The plethora of disease-predisposing gene variants identified by GWAS, WES and WGS has not been paralleled by a similarly fast and far-reaching characterization of the associated biological processes and pathways. We foresee that the increased availability of ‘omics’ data generated across many model organisms, as well as in humans, is likely to yield a more powerful and synergistic platform for developing cross-species systems genetics approaches. Indeed, all successful systems genetics studies discussed in this Review took advantage of genome-scale datasets available in multiple species (rats, mice, humans, zebrafish, and others). In the near future, the increasingly common use of emerging genomics technologies, such as single cell sequencing (Tang et al., 2009) or chromosome conformation capture-based techniques (Jin et al., 2013), will provide more detailed genomic and regulatory information, which can be similarly integrated in more advanced systems genetics investigations. The rat, as well as other model organisms, will continue to be highly relevant for this upcoming stream of advanced system genetics studies of complex disease.

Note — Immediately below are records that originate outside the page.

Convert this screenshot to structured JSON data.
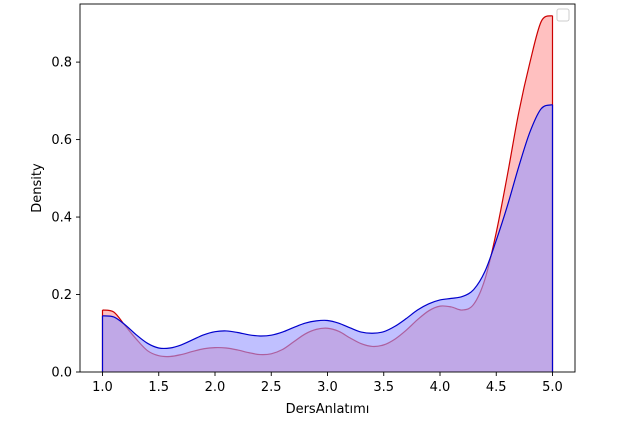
{
  "chart_data": {
    "type": "area",
    "title": "",
    "xlabel": "DersAnlatımı",
    "ylabel": "Density",
    "xlim": [
      0.8,
      5.2
    ],
    "ylim": [
      0,
      0.95
    ],
    "xticks": [
      "1.0",
      "1.5",
      "2.0",
      "2.5",
      "3.0",
      "3.5",
      "4.0",
      "4.5",
      "5.0"
    ],
    "yticks": [
      "0.0",
      "0.2",
      "0.4",
      "0.6",
      "0.8"
    ],
    "grid": false,
    "legend": {
      "placement": "top-right",
      "entries": []
    },
    "series": [
      {
        "color": "#cc0000",
        "fill": "#ff9999",
        "x": [
          1.0,
          1.1,
          1.2,
          1.3,
          1.4,
          1.5,
          1.6,
          1.7,
          1.8,
          1.9,
          2.0,
          2.1,
          2.2,
          2.3,
          2.4,
          2.5,
          2.6,
          2.7,
          2.8,
          2.9,
          3.0,
          3.1,
          3.2,
          3.3,
          3.4,
          3.5,
          3.6,
          3.7,
          3.8,
          3.9,
          4.0,
          4.1,
          4.2,
          4.3,
          4.4,
          4.5,
          4.6,
          4.7,
          4.8,
          4.9,
          5.0
        ],
        "y": [
          0.16,
          0.155,
          0.12,
          0.085,
          0.055,
          0.042,
          0.04,
          0.045,
          0.053,
          0.06,
          0.063,
          0.062,
          0.057,
          0.05,
          0.045,
          0.047,
          0.058,
          0.078,
          0.098,
          0.11,
          0.113,
          0.105,
          0.088,
          0.073,
          0.066,
          0.07,
          0.085,
          0.108,
          0.135,
          0.158,
          0.17,
          0.168,
          0.16,
          0.175,
          0.24,
          0.36,
          0.51,
          0.67,
          0.8,
          0.905,
          0.92
        ]
      },
      {
        "color": "#0000cc",
        "fill": "#9999ff",
        "x": [
          1.0,
          1.1,
          1.2,
          1.3,
          1.4,
          1.5,
          1.6,
          1.7,
          1.8,
          1.9,
          2.0,
          2.1,
          2.2,
          2.3,
          2.4,
          2.5,
          2.6,
          2.7,
          2.8,
          2.9,
          3.0,
          3.1,
          3.2,
          3.3,
          3.4,
          3.5,
          3.6,
          3.7,
          3.8,
          3.9,
          4.0,
          4.1,
          4.2,
          4.3,
          4.4,
          4.5,
          4.6,
          4.7,
          4.8,
          4.9,
          5.0
        ],
        "y": [
          0.145,
          0.142,
          0.122,
          0.096,
          0.074,
          0.062,
          0.062,
          0.07,
          0.083,
          0.096,
          0.104,
          0.106,
          0.102,
          0.096,
          0.093,
          0.095,
          0.103,
          0.115,
          0.126,
          0.132,
          0.133,
          0.126,
          0.114,
          0.103,
          0.1,
          0.104,
          0.118,
          0.138,
          0.16,
          0.176,
          0.186,
          0.19,
          0.195,
          0.213,
          0.26,
          0.34,
          0.43,
          0.53,
          0.62,
          0.68,
          0.69
        ]
      }
    ]
  }
}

We believe that the attainment of several systems genetics studies in the rat has been greatly facilitated by substantial collaborative efforts of the rat genetics community, which for instance in Europe has been supported by more than 10 years of continued funding (e.g. the STAR, EURATools and EURATRANS projects). This enabled the rat genetics community to focus on the accumulation of extensive ‘omics’ and physiological phenotype data in the same genetic mapping populations [e.g. in the H×B/B×H recombinant inbred strains (Pravenec et al., 1989) or in outbred rats (Rat Genome Sequencing and Mapping Consortium et al., 2013)]. This strategic vision relied on the added value of measuring high-resolution phenotype data in the same system, which has been rewarding even when pursued in relatively small genetic crosses or mapping populations (e.g. in the 30 available H×B/B×H recombinant inbred strains). A similarly comprehensive and high-resolution collection of ‘omics’ and phenotypic measurements in relevant tissues and cell types is still not feasible in large human population cohorts. This unique wealth of ‘omics’, physiological and pharmacological data collected in the last 100 years in the rat makes this model organism an optimal system to apply integrative genomics and systems genetics to boost the discovery and functional characterization of genes and pathways for human disease.

We thank the Systems-Genetics group of Duke-NUS for critical reading of the manuscript.